BoT fines lenders for violating anti-money laundering laws

BoT aerial view
An aerial view of the Bank of Tanzania. PHOTO/COURTESY:

The Bank of Tanzania (BoT) has issued five lenders operating in the country a combined Ksh. 85.01 million fine for failing to adhere to set anti-money laundering rules.

The five banks include: I&M bank which was fined Ksh. 29.58 million, Equity Bank Tanzania which was fined Ksh. 26.2 million and Africa Banking Corporation whose fine amounts to Ksh. 6.55 million. Also penalized were Tanzania based lenders United Bank Limited and Habib African bank. The two lenders were issued with a Ksh. 14.68 million and Ksh. 7.9 million respectively.

According to BoT, the aforementioned lenders did not file suspicious transaction reports to the Financial Intelligence Unit (FIU) nor did they conduct proper customer due diligence during the transactions in questions.“BoT has imposed monetary penalties to five banks for breach of regulations 17,22 and 28 of the Anti-money laundering Regulations, 2012 for failure to report suspicious transactions to FIU and not conducting proper customer due diligence,” the Bank of Tanzania said in a statement.

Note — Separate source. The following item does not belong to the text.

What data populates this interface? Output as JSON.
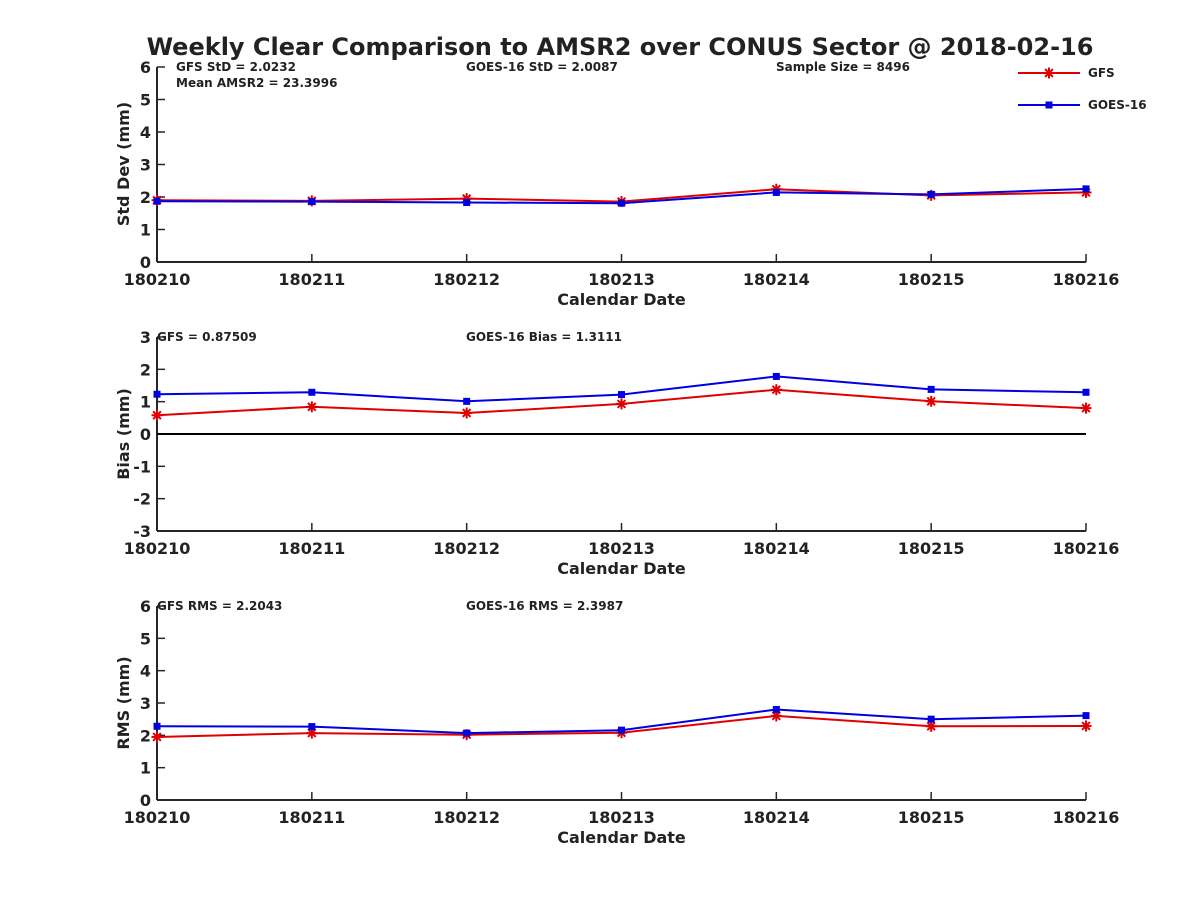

BoT similarly urged the aforementioned banks to take appropriate action against the banks’ employees who participated in opening of implicated deposit accounts contrary to Know Your Customer (KYC) requirements within the next three months. The KYC requirements were introduced by BoT in 2015, as a legal requirement for banks to comply with Anti-Money Laundering (AML) laws.

“The Bank of Tanzania wishes to remind all banks and financial institutions to ensure compliance with laws, regulations and directives issued at all times,” the BoT statement read in part.

The move by BoT mirrors a 2018 decision made by the Central Bank of Kenya to fine local lenders Equity Bank, Standard Chartered Bank, KCB, Co-operative Bank and Diamond Trust Bank Kenya a combined Ksh. 310 million for handling National Youth Service funds worth Ksh. 9 billion siphoned from the state.

The fines were based on the lenders’ failure to report the large transactions and conduct due diligence on customers.